Onur Aksoy, 40, of Miami, Florida, pleaded guilty in U.S. district court on June 5, 2023, to two counts of conspiring with others to traffic in counterfeit goods, to commit mail fraud and wire fraud, authorities said. Aksoy, who was also known as Ron Aksoy and Dave Durden, was sentenced Wednesday by U.S. District Judge Peter G. Sheridan in Trenton federal court.

"Through an elaborate, years-long scheme, Aksoy created and ran one of the largest counterfeit-trafficking operations ever," U.S. Attorney Vikas Khanna said. "His operation introduced tens of thousands of counterfeit and low-quality devices trafficked from China into the U.S. supply chain, jeopardizing both private-sector and public-sector users, including highly sensitive U.S. military applications like the support platforms of U.S. fighter jets and other military aircraft."

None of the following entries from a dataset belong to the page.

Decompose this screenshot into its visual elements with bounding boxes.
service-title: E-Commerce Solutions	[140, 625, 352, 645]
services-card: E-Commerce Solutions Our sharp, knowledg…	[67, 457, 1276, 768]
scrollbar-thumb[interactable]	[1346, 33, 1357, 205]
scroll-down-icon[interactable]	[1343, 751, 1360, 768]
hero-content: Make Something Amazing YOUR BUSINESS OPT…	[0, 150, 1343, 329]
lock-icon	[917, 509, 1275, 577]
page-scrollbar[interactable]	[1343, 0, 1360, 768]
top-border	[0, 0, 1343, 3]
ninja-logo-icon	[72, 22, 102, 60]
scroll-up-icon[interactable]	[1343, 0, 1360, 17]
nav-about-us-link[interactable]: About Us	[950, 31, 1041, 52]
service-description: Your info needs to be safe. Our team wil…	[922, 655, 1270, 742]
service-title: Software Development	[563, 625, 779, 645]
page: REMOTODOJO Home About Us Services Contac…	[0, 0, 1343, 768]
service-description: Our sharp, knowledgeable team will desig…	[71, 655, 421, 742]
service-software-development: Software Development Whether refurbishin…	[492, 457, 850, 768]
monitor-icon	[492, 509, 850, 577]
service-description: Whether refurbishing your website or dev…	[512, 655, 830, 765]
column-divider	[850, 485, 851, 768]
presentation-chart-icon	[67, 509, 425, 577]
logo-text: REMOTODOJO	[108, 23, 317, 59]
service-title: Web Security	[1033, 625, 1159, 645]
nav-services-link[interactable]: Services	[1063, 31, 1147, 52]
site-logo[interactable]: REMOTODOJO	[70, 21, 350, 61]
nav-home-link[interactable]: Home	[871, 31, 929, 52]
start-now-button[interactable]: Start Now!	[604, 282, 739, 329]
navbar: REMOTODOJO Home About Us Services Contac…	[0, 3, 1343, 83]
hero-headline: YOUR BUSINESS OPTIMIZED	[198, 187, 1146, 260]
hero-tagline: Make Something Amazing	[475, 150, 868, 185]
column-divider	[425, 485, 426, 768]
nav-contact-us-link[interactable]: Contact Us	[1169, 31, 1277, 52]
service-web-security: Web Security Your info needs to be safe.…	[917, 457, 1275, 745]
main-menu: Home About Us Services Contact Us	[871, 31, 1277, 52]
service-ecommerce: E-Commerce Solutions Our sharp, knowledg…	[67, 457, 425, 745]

Federal prosecutors said Aksoy, who also holds citizenship in Turkey, sold hundreds of millions of dollars' worth of counterfeit Cisco networking equipment that made its way into schools, hospitals and onto fighter jets such as the F-15, F-18 and F-22.

Some of the equipment made its way into highly sensitive areas of the federal government, including combat and non-combat operations in the Air Force, U.S. Army and Navy, and even touched classified information systems, authorities said.

Aksoy was accused of running at least 19 companies spread across New Jersey and Florida. Prosecutors said he sold the devices through a network of companies on Amazon and eBay under an umbrella company called Pro Network Entities. Five of those companies were formed in New Jersey in 2017 and 2018; Easy Network, Ace Netus, My Network Dealer, 1701 Doral and Team Tech Global, according to the federal indictment.

Authorities said Aksoy imported low-quality equipment from suppliers in China and Hong Kong with counterfeit Cisco labels, stickers and boxes that gave the appearance of high-quality branding and trademarks. According to court records, the equipment was typically older, lower-models of authentic Cisco equipment that was modified and then made to appear as a genuine version of higher-quality devices.

"We applaud the decisive action taken by the U.S. Department of Justice and all of the U.S. law enforcement agencies involved for their investigative actions, the successful indictment, and the diligent work that led to today's outcome," a spokesperson for Cisco said in a statement sent to NJ Advance Media Thursday.

The scheme generated over $100 million in revenue, netting Aksoy millions of dollars in personal profits, officials said.

Between 2014 and 2022 the federal Customs and Border Protection Agency seized approximately 180 shipments to Pro Network Entities sent from China and Hong Kong, and Aksoy submitted false paperwork to the CBP for the shipments under the alias Dave Durden, the identity he used to communicate with foreign conspirators, officials said.

Cisco sent seven Cease and Desist letters to Aksoy between 2014 to 2019 and through his attorney responded to at least two letters with forged documents, authorities said. In July 2021, federal investigators raided Aksoy's warehouse and seized 1,156 counterfeit devices valued at over $7 million.

In addition to his prison term, Aksoy was fined $40,000 and must spend three years on supervised release, officials said. Restitution will be decided at a separate hearing, according to authorities.

An attorney for Aksoy did not immediately respond to a request for comment.